No llegaron hasta donde estaban los demás. Felipe tenía el ceño fruncido y cara de muy malas pulgas. El comportamiento de su madre era de lo más inusual, extraño. Se había levantado tarde, no se había duchado ni lavado los dientes, había tenido que prepararse el desayuno. Ningún control. Nada. Y, encima, lo de la lavadora. Y, como guinda, lo de la gimnasia.
¿Iba a ser así todo el verano?
Le entró un sudor frío.
¿Siempre?
—Venga, hombre —le dio un codazo Ángel—. Ya sabes que los mayores tienen días y días, que no siempre están igual. Hoy te ríen una gracia y mañana eso mismo les carga y te sueltan un sermón.
—Mi madre no —exhaló—. Va a piñón fijo.
Miraron el campo de juego. El día era espectacular. Prometía. Y más con todo un verano por delante, las vacaciones en dos semanas y septiembre muy, muy lejos.
Tenía tiempo de sobra para aprobar mates y lengua.
Total…
—Vamos a jugar —se decidió Felipe.
N
o fue la mejor de las mañanas.
Más bien fue asquerosa.
Los dos que más sabían jugar al fútbol, Javi y Andrés, eran los que siempre escogían, y a él le escogieron el penúltimo, como si fuera un torpe o no le quisieran. Encima, Ángel estaba en el otro equipo y le dio por marcarle.
A la primera entrada, Felipe se fue al suelo.
—¡Eh, bestia! —protestó.
Su amigo puso cara de inocente.
A la segunda entrada, más que irse al suelo voló por los aires.
Se dio un leñazo de mucho cuidado en el trasero, y contra la parte más dura y pedregosa del campo.
—¿Se puede saber de qué vas hoy? —se quejó Felipe.

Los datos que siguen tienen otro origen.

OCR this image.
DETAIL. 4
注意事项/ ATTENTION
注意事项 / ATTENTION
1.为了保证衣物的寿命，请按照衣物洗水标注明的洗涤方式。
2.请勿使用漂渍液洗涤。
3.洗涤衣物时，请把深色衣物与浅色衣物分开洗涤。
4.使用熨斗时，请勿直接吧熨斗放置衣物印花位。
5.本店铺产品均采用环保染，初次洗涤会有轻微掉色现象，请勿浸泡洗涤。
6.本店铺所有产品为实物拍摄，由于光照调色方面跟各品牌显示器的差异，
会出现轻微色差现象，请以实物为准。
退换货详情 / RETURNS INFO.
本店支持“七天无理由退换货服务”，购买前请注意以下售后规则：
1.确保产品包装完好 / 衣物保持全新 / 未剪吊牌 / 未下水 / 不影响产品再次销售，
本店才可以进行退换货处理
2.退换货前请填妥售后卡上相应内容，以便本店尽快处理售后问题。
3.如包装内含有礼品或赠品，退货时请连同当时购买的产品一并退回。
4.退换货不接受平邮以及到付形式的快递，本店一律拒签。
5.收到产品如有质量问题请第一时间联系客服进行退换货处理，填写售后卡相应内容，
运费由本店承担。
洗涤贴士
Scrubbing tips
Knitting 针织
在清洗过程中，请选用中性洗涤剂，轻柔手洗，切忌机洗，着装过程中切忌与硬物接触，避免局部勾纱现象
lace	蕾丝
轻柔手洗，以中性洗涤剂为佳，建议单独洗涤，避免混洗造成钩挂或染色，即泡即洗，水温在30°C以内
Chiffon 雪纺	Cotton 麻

—En el campo no conozco ni a mi padre —le soltó Ángel.
Eso lo habían oído hacía unos días de boca de Pedrinho, la estrella del equipo local.
Todos le habían aplaudido.
—Si hubiera árbitro te expulsaría —dijo Felipe.
—Pero como no lo hay…
Decidió irse al otro lado, para que no le marcara Ángel. Lo malo es que en el otro lado estaba el bestia de Josema, que le sacaba un palmo y cuando lanzaba la pierna nunca sabía si iba a darle a la pelota o al rival.

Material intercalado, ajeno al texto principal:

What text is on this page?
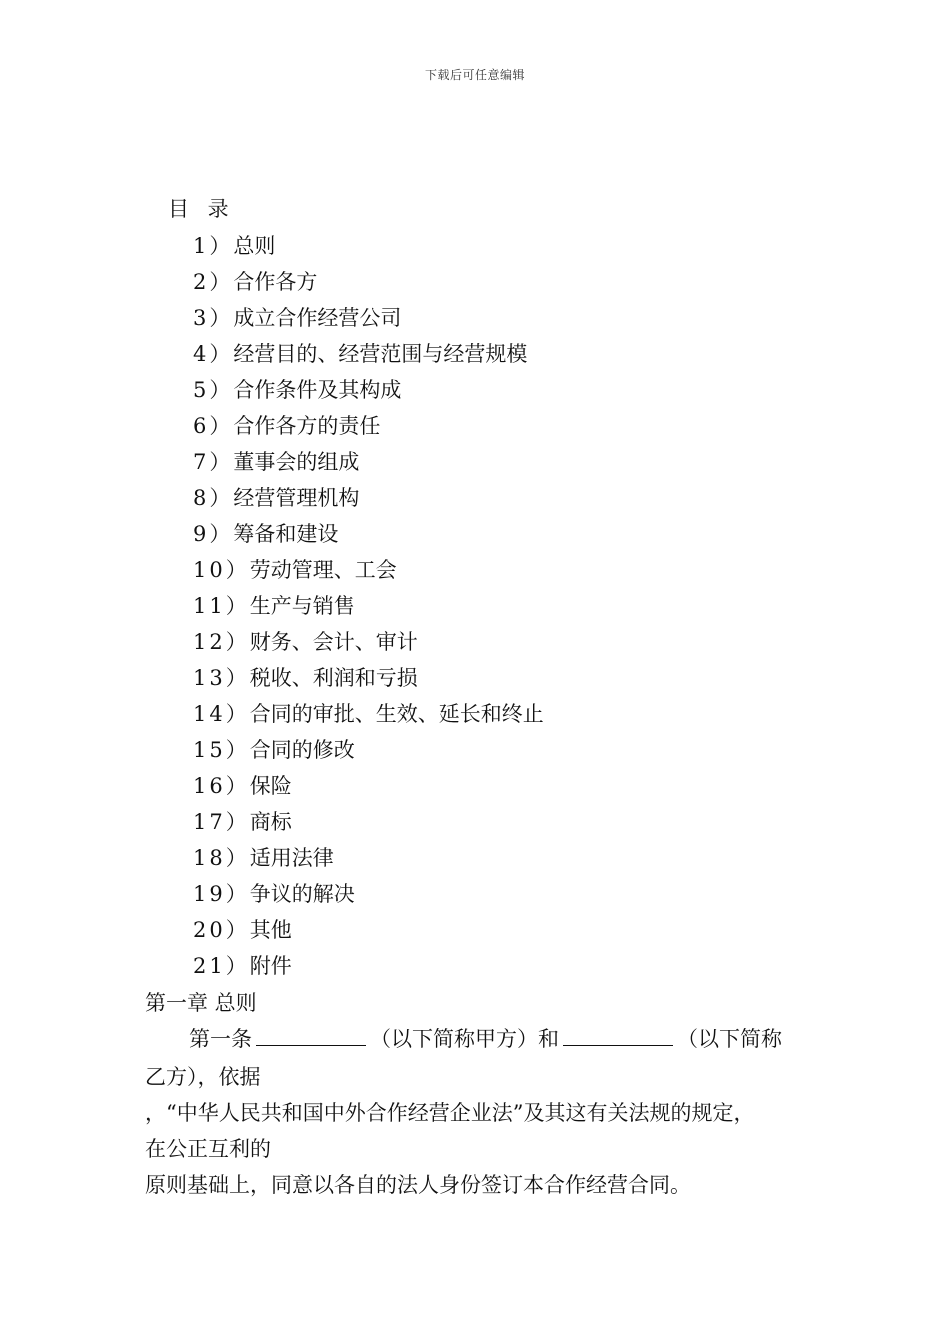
下载后可任意编辑
目 录
1）总则
2）合作各方
3）成立合作经营公司
4）经营目的、经营范围与经营规模
5）合作条件及其构成
6）合作各方的责任
7）董事会的组成
8）经营管理机构
9）筹备和建设
10）劳动管理、工会
11）生产与销售
12）财务、会计、审计
13）税收、利润和亏损
14）合同的审批、生效、延长和终止
15）合同的修改
16）保险
17）商标
18）适用法律
19）争议的解决
20）其他
21）附件
第一章 总则
第一条	（以下简称甲方）和	（以下简称
乙方），依据
，“中华人民共和国中外合作经营企业法”及其这有关法规的规定，
在公正互利的
原则基础上，同意以各自的法人身份签订本合作经营合同。
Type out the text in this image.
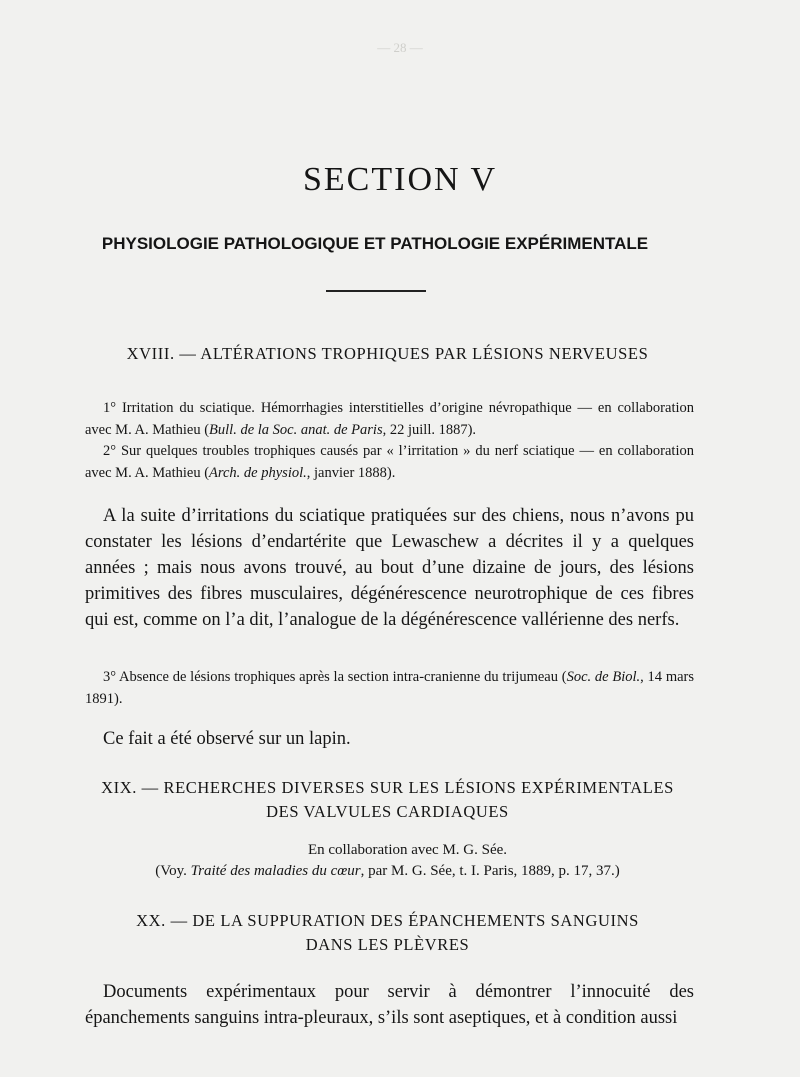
— 28 —
SECTION V
PHYSIOLOGIE PATHOLOGIQUE ET PATHOLOGIE EXPÉRIMENTALE
XVIII. — ALTÉRATIONS TROPHIQUES PAR LÉSIONS NERVEUSES
1° Irritation du sciatique. Hémorrhagies interstitielles d’origine névropathique — en collaboration avec M. A. Mathieu (Bull. de la Soc. anat. de Paris, 22 juill. 1887).
2° Sur quelques troubles trophiques causés par « l’irritation » du nerf sciatique — en collaboration avec M. A. Mathieu (Arch. de physiol., janvier 1888).
A la suite d’irritations du sciatique pratiquées sur des chiens, nous n’avons pu constater les lésions d’endartérite que Lewaschew a décrites il y a quelques années ; mais nous avons trouvé, au bout d’une dizaine de jours, des lésions primitives des fibres musculaires, dégénérescence neurotrophique de ces fibres qui est, comme on l’a dit, l’analogue de la dégénérescence vallérienne des nerfs.
3° Absence de lésions trophiques après la section intra-cranienne du trijumeau (Soc. de Biol., 14 mars 1891).
Ce fait a été observé sur un lapin.
XIX. — RECHERCHES DIVERSES SUR LES LÉSIONS EXPÉRIMENTALES
DES VALVULES CARDIAQUES
En collaboration avec M. G. Sée.
(Voy. Traité des maladies du cœur, par M. G. Sée, t. I. Paris, 1889, p. 17, 37.)
XX. — DE LA SUPPURATION DES ÉPANCHEMENTS SANGUINS
DANS LES PLÈVRES
Documents expérimentaux pour servir à démontrer l’innocuité des épanchements sanguins intra-pleuraux, s’ils sont aseptiques, et à condition aussi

Felipe lo comprobó cuando se la hundió en el estómago.
Tuvo que retirarse a la banda a recuperar el aliento.
Por suerte, cinco minutos después, la madre de Josema se presentó en el parque pegando gritos y se lo llevó casi a rastras. La madre medía dos palmos menos que Josema, así que la escena fue muy interesante.
Su nuevo marcador era Miguelito, un canijo.

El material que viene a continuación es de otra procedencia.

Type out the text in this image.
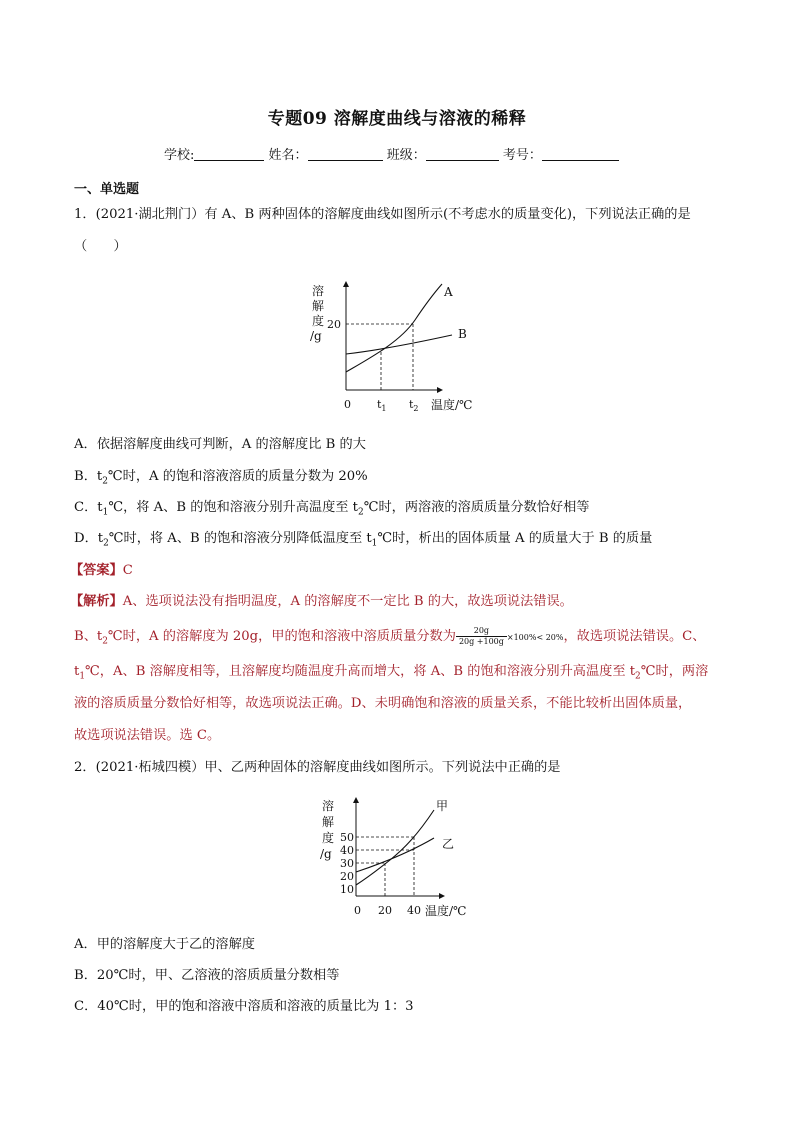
专题09 溶解度曲线与溶液的稀释
学校:	姓名：	班级：	考号：
一、单选题
1．(2021·湖北荆门）有 A、B 两种固体的溶解度曲线如图所示(不考虑水的质量变化)，下列说法正确的是
（　　）
溶
解
度
/g
A
B
20
0 $t_1$ $t_2$ 温度/℃
A．依据溶解度曲线可判断，A 的溶解度比 B 的大
B．$t_2℃$时，A 的饱和溶液溶质的质量分数为 20%
C．$t_1℃$，将 A、B 的饱和溶液分别升高温度至 $t_2℃$时，两溶液的溶质质量分数恰好相等
D．$t_2℃$时，将 A、B 的饱和溶液分别降低温度至 $t_1℃$时，析出的固体质量 A 的质量大于 B 的质量
【答案】C
【解析】A、选项说法没有指明温度，A 的溶解度不一定比 B 的大，故选项说法错误。
B、$t_2℃$时，A 的溶解度为 20g，甲的饱和溶液中溶质质量分数为 $\frac{20g}{20g +100g} \times 100\%< 20\%$，故选项说法错误。C、
$t_1℃$，A、B 溶解度相等，且溶解度均随温度升高而增大，将 A、B 的饱和溶液分别升高温度至 $t_2℃$时，两溶
液的溶质质量分数恰好相等，故选项说法正确。D、未明确饱和溶液的质量关系，不能比较析出固体质量，
故选项说法错误。选 C。
2．(2021·柘城四模）甲、乙两种固体的溶解度曲线如图所示。下列说法中正确的是
溶
解
度
/g
甲
乙
50
40
30
20
10
0 20 40 温度/℃
A．甲的溶解度大于乙的溶解度
B．20℃时，甲、乙溶液的溶质质量分数相等
C．40℃时，甲的饱和溶液中溶质和溶液的质量比为 1：3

Por fin pudo jugar más. Ya estaban dos a dos.
Pero siguió siendo una pésima mañana.
Obdulio, al que todos llamaban Obiuankenobi, le sirvió un gol en bandeja. No tenía más que empujar el balón a la red pero… a un metro de la línea de gol lo mandó a las nubes.
Felipe se quedó mirando el suelo, buscando la maldita piedra causante de aquel desaguisado.
A la siguiente jugada pasó casi lo mismo. El defensa rival hizo un mal despeje y el balón le cayó a los pies. No tenía más que colocarlo a la derecha del portero con un suave toque…
Se le fue más allá del palo.
—¡Te voy a poner de portero! —le gritó furioso Javi.
Se concentró. Ya perdían por dos a tres cuando hizo su gran jugada. Logró irse del defensa, se metió en el área, intentó driblar al central, lo consiguió, y ya encarando al portero, este le placó como si en lugar de jugar al fútbol lo hicieran al rugby.
Penalti.
No pudo ni coger la pelota. Lo hizo Javi.
—Quiero tirarlo yo —se quejó Felipe—. ¡El penalti me lo han hecho a mí!
Le bastó con ver la cara de su capitán para no insistir.
Gol.
Tres a tres.
Y nada más sacar de centro, el mismo Javi robó la pelota y marcó el cuarto gol, en plan figura.